Forest of Wonders
Linda Sue Park
HarperCollins, 2016 343 pgs
Wing & Claw Trilogy #1
Raffa lives with his parents in a small village. He is gifted in the ways of mixing potions and his apothecary parents are guiding him in learning the art. Raffa's uncle, also an apothecary, takes advantage of a job opportunity working in the nearby city for the government, taking Raffa's cousin and best friend away with him. After finding a legendary vine in the titled "Forest of Wonders" Raffa concocts a potion that heals a bat and allows him the gift of human speech. The vine is a miracle worker, but, as Raffa soon discovers, is also dangerous. Raffa travels to the city to warn his cousin, who took a cutting from the vine, of the potential dangers. Raffa must trick the ferry man using his apothecary magic to take him across the river and to the big city. Once in the city Raffa is lost. An unfortunate incident lands him in jail, but allows him to make two new friends. One of the new friends, Kuma, has a bear who she can communicate with, much like Raffa's bat Echo, and together the two new friends enter the uncle's home. Uncle is living a posh life in the city. His main task seems to be to develop potions used to train animals to do human's bidding. The tasks seem harmless until Raffa and Kuma discover the real motivation behind the government project. Meanwhile, Raffa's cousin has always been jealous of his apothecaric abilities. Can the cousin be trusted?

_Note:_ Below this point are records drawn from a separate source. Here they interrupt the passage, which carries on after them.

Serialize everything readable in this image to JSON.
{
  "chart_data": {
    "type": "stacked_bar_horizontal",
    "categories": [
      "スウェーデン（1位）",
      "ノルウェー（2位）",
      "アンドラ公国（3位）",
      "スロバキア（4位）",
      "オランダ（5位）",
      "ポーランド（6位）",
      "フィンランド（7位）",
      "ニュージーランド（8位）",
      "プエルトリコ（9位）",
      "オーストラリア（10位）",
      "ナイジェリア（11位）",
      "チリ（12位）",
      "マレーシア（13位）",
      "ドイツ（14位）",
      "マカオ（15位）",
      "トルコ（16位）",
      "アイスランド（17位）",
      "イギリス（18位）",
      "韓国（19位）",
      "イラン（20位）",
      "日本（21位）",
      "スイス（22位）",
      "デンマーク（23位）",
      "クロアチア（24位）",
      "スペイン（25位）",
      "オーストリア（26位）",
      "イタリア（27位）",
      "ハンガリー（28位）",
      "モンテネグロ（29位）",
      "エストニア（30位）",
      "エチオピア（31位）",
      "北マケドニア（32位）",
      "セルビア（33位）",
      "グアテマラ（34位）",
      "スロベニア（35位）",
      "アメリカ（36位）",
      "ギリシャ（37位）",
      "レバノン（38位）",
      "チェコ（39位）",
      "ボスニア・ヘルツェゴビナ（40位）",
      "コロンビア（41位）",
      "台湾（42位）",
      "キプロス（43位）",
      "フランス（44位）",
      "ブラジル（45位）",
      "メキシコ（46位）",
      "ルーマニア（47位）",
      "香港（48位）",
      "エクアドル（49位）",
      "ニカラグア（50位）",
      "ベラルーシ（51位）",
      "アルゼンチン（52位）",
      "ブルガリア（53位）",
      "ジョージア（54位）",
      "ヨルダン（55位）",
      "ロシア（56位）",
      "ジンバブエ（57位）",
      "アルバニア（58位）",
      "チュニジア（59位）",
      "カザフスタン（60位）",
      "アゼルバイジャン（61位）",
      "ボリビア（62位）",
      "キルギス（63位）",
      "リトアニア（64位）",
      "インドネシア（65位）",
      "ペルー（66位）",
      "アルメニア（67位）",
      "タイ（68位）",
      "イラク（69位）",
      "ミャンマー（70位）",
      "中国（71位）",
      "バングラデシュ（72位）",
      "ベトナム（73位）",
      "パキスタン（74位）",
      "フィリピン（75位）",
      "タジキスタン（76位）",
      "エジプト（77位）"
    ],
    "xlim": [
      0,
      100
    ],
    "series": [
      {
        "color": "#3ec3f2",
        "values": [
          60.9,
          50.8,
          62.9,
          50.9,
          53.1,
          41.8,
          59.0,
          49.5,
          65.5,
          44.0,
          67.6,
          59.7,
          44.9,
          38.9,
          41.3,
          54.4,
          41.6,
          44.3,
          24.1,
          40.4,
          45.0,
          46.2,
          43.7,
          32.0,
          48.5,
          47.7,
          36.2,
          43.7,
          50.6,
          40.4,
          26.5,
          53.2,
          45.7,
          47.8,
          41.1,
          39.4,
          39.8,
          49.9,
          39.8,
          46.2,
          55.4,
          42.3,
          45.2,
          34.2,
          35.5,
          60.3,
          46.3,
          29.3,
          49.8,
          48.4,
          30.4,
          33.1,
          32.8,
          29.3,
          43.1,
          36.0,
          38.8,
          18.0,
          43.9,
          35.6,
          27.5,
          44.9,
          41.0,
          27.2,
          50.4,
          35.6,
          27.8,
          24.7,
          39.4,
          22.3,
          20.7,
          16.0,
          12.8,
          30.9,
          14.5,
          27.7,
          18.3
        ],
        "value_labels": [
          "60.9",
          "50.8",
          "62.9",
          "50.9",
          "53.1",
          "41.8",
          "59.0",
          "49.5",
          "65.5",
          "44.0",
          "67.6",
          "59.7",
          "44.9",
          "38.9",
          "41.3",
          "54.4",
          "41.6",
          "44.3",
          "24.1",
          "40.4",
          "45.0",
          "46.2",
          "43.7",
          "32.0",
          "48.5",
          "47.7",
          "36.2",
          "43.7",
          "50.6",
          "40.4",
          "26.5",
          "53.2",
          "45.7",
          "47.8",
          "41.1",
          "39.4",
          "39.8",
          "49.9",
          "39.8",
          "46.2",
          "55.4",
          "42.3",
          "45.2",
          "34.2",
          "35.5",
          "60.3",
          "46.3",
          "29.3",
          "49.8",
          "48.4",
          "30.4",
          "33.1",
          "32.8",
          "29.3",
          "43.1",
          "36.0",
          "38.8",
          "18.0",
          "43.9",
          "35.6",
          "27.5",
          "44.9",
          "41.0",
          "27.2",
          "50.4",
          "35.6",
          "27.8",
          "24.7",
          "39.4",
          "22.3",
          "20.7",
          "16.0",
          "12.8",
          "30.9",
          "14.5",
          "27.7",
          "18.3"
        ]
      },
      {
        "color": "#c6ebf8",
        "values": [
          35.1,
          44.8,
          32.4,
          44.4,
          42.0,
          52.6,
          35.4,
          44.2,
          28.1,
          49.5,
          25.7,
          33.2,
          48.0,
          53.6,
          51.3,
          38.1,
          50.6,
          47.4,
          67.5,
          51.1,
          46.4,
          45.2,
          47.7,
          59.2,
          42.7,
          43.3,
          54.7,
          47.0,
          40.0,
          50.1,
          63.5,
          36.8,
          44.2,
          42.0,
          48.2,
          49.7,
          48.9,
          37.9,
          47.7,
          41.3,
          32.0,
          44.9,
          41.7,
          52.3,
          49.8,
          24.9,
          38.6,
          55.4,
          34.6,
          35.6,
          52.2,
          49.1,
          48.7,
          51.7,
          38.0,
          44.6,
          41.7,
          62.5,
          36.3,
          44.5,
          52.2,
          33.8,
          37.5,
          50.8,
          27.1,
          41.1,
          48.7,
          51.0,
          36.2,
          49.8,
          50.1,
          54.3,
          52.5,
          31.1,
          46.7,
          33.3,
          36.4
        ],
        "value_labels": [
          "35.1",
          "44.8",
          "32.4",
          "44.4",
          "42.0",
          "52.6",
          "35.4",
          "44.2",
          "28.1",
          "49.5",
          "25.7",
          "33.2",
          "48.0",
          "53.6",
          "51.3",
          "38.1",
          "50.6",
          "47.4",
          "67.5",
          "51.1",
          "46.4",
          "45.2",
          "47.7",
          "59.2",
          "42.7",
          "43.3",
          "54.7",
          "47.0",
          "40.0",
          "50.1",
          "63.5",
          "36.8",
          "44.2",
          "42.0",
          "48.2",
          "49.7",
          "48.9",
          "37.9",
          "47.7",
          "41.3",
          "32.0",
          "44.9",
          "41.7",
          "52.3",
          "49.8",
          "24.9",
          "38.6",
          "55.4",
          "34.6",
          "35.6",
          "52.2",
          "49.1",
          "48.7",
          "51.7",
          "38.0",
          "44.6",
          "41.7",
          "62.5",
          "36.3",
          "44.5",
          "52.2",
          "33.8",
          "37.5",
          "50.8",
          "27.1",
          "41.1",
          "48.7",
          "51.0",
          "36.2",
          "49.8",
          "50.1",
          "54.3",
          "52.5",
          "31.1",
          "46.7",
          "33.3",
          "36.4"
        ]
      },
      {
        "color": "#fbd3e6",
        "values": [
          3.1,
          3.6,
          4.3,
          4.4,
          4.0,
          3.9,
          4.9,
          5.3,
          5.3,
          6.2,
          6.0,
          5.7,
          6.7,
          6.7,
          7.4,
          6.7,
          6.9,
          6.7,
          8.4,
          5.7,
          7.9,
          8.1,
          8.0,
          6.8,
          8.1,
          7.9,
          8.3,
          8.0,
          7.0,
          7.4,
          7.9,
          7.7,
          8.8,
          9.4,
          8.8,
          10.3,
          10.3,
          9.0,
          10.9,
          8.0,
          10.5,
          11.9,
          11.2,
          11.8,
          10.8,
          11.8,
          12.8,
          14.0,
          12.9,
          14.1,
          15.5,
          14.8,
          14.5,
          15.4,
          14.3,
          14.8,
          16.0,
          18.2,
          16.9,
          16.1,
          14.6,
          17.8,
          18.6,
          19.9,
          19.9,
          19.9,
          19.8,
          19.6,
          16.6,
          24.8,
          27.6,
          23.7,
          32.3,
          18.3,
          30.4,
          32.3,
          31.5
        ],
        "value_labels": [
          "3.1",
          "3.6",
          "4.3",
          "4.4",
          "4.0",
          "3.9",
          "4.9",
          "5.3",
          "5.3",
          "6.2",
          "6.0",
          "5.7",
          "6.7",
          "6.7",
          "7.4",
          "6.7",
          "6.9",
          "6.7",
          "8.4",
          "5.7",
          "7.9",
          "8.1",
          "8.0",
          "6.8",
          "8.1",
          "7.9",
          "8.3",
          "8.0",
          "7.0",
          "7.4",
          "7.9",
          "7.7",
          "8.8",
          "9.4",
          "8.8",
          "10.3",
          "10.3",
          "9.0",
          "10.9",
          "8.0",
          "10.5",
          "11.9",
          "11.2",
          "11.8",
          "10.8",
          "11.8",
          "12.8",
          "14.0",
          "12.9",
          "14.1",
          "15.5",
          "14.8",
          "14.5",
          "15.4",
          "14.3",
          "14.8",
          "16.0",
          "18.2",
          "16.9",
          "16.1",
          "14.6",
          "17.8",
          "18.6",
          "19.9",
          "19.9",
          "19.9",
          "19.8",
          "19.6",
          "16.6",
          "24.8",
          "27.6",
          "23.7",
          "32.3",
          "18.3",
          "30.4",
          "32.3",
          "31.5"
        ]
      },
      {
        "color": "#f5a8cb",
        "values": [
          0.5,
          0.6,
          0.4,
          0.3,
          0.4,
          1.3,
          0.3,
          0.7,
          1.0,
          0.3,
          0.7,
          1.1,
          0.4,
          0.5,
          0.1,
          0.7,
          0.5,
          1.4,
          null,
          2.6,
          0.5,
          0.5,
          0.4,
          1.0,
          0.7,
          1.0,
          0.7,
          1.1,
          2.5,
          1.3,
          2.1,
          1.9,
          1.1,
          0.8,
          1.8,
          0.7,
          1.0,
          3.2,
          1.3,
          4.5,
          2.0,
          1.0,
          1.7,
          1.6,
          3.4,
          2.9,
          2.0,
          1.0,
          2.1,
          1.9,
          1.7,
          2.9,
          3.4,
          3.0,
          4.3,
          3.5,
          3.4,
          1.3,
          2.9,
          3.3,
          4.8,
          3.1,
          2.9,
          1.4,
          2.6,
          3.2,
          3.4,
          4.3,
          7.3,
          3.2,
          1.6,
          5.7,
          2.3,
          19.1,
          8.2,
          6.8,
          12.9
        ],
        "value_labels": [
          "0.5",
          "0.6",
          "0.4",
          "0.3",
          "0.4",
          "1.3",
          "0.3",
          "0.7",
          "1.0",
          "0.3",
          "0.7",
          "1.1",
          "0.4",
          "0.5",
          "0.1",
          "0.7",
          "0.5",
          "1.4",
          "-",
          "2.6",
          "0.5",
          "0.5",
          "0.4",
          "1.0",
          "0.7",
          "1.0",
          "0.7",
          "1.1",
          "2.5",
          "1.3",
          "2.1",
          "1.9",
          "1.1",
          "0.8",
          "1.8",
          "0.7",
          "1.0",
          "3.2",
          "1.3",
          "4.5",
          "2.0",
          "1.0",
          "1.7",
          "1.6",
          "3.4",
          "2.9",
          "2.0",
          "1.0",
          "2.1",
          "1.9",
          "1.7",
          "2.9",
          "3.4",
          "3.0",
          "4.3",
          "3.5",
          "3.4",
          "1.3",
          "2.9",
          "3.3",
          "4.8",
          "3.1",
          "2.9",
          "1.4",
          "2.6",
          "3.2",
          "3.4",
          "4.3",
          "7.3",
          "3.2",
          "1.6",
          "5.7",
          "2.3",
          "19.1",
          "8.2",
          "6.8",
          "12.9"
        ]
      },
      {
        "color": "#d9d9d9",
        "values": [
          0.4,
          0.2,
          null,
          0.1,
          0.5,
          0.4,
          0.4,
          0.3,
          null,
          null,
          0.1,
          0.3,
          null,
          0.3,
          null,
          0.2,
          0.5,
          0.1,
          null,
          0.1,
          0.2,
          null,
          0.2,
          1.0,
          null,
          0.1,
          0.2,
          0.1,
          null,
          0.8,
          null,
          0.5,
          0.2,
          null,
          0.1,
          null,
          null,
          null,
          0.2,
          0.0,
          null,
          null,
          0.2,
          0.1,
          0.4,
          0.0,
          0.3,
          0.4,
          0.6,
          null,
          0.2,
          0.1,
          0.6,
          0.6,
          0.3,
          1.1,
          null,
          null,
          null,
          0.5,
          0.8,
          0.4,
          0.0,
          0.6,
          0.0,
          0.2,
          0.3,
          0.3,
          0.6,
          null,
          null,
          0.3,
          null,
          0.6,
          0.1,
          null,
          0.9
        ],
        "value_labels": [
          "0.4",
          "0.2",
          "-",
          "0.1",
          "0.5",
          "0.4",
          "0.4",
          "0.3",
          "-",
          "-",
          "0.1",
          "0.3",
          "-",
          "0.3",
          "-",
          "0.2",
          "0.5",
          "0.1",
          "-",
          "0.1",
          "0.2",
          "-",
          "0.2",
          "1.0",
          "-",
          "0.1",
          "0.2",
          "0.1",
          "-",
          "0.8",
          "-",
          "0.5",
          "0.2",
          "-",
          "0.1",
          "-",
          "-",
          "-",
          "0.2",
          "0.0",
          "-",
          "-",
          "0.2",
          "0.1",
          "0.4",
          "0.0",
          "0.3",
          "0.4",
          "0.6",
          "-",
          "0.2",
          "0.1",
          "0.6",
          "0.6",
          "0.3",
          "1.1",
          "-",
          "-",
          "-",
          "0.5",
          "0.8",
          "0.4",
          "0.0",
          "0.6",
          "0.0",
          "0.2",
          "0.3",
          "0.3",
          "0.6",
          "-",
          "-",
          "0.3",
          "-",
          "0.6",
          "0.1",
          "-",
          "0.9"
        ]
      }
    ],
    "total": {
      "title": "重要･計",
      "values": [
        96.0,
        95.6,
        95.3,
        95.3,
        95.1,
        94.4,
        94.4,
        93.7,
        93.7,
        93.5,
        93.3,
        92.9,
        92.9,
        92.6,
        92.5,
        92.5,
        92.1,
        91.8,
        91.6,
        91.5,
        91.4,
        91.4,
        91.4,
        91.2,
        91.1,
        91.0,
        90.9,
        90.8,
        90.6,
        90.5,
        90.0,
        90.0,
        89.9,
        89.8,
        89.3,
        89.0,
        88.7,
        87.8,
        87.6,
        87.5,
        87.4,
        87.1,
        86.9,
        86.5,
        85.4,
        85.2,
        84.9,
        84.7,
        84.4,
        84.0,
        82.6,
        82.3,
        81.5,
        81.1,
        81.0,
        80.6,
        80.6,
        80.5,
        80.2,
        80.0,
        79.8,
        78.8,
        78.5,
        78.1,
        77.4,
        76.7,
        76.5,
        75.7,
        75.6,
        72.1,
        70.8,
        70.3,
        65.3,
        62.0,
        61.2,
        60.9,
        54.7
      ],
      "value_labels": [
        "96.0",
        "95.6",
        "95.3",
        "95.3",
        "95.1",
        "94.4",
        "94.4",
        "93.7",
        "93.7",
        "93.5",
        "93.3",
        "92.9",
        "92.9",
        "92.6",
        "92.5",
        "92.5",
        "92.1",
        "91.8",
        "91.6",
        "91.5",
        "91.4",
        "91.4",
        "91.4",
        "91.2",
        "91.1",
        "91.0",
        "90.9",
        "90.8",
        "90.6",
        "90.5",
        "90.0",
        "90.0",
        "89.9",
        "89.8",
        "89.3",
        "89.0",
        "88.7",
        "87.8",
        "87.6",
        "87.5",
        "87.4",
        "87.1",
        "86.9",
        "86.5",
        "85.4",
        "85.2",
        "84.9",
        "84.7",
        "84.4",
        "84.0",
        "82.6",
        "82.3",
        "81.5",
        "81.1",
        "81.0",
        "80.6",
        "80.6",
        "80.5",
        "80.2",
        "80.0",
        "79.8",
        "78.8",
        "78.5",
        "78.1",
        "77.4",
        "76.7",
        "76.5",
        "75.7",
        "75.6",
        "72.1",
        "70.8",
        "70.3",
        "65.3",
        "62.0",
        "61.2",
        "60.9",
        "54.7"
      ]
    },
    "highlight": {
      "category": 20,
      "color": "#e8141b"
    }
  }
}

Raffa and Kuma must protect their animal friends and sift through what they learn in order to discover the truth behind the animal training project, which will involve some dangerous and difficult decisions, including determining who to trust.
Newbery winner, Linda Sue Park, turns to the world of fantasy in this new trilogy for middle readers. The book starts with a map of the land of Obsidia, which children will enjoy pouring over, that reveals to readers that this book is set in a magical world where anything is possible. Raffa has an almost magical gift for mixing potions and it is cool when he is drawn to the vine, heals and befriends the bat, and then Echo begins to speak. From there the book becomes a quest to find his uncle and cousin in the city and overcoming the dangers and obstacles along the way. Once safely ensconced in his uncle's home the book changes again as we suspect their is more to the animal training than meets the eye. The mystery surrounding the animals and who is behind the scheme is revealed, but a cliff hanger of an ending keeps the reader guessing as to how the evil doers will be stopped. The magic in the story comes from the potions created, resulting in animal/human communication. This book has an involved plot with some surprises that will fully engage young intelligent readers. The length of the book is decent and the chapters end at a comfortable interval. Kids ready for more involved fantasy, yet not ready for the seriously heavy stuff, will find this an enjoyable and engaging read. Raffa is talented and smarter than both his contemporaries and adults alike, yet remains humble and always moralistic. He faces tough choices, yet always seems to make the ethical decision. The "Forest of Wonders" in the title does not seem to be very magical. It serves only as a host to the vine with magical properties. Does the forest hold more magic? perhaps that will be revealed in the next series installment.